On the client side, Microsoft is working on projects such as Athens, a PC equipped with video and telephony, but the bigger profits will come from selling the back-end software, such as Speech Server, to these systems.

Most of these back-end systems consist of three parts: a speech-to-text engine for turning oral commands into something a computer can understand; a prompt engine, or pre-recorded set of responses to guide the caller; and a text-to-speech engine, which allows a computer to orally send back a response or ask a question that isn't covered by the pre-recorded prompts.

"Now there are separate applications for voice and data," said James Masten, director of marketing in the Microsoft speech technology group. "We want to convert the telephony and the data side of the house."

These phone systems add a level of complexity, however, because speech that is transmogrified into text must get transformed back into speech.

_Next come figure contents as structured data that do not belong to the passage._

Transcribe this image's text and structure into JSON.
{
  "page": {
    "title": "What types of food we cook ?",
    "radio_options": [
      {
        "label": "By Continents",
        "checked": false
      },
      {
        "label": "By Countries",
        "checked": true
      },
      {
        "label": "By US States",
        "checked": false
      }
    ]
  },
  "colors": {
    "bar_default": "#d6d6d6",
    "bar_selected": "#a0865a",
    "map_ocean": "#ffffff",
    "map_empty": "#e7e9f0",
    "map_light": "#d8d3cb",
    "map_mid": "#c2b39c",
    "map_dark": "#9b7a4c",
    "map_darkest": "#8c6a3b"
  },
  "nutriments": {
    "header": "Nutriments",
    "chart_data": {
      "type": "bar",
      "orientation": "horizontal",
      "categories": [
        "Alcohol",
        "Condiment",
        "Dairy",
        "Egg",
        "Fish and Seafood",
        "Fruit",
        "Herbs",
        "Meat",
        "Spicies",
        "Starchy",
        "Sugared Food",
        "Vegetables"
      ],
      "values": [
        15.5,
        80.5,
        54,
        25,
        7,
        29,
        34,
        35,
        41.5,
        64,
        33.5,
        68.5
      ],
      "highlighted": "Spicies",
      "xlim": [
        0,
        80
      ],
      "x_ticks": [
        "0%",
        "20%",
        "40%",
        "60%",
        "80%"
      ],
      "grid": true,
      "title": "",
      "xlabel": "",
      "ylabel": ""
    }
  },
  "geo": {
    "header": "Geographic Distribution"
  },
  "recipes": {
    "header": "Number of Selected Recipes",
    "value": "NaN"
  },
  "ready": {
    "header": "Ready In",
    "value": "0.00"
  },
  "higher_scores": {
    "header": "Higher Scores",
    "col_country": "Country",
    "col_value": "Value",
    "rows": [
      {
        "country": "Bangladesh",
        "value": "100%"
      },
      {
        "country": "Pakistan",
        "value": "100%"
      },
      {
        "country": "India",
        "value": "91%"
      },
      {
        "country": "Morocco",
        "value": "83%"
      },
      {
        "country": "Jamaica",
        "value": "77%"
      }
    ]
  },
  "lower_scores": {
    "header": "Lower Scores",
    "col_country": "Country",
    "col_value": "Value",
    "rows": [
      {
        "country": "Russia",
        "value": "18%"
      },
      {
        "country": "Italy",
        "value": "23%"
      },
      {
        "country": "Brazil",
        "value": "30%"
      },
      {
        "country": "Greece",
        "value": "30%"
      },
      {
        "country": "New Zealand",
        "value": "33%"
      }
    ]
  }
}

"The more verbose you are in the prompt, the greater chance for error," Nahamoo said. "If you give too much freedom, the (users) will give you a mouthful of a response."

Most of these new applications are written around various standards or standards proposals, such as VoiceXML; X + V, which is xHTML plus VoiceXML; and SALT, which stands for Speech Application Language Tags.

Cross-company licensing is also speeding development. The text-to-speech engine in Speech Server, for example, comes from SpeechWorks. Microsoft will also include a Telephony Interface Manager from Intel and Intervoice for integrating the server into communications hardware.

"It is all going the right way for call centers--for automated service centers this will be absolutely vital," said Yankee Group's DiDio.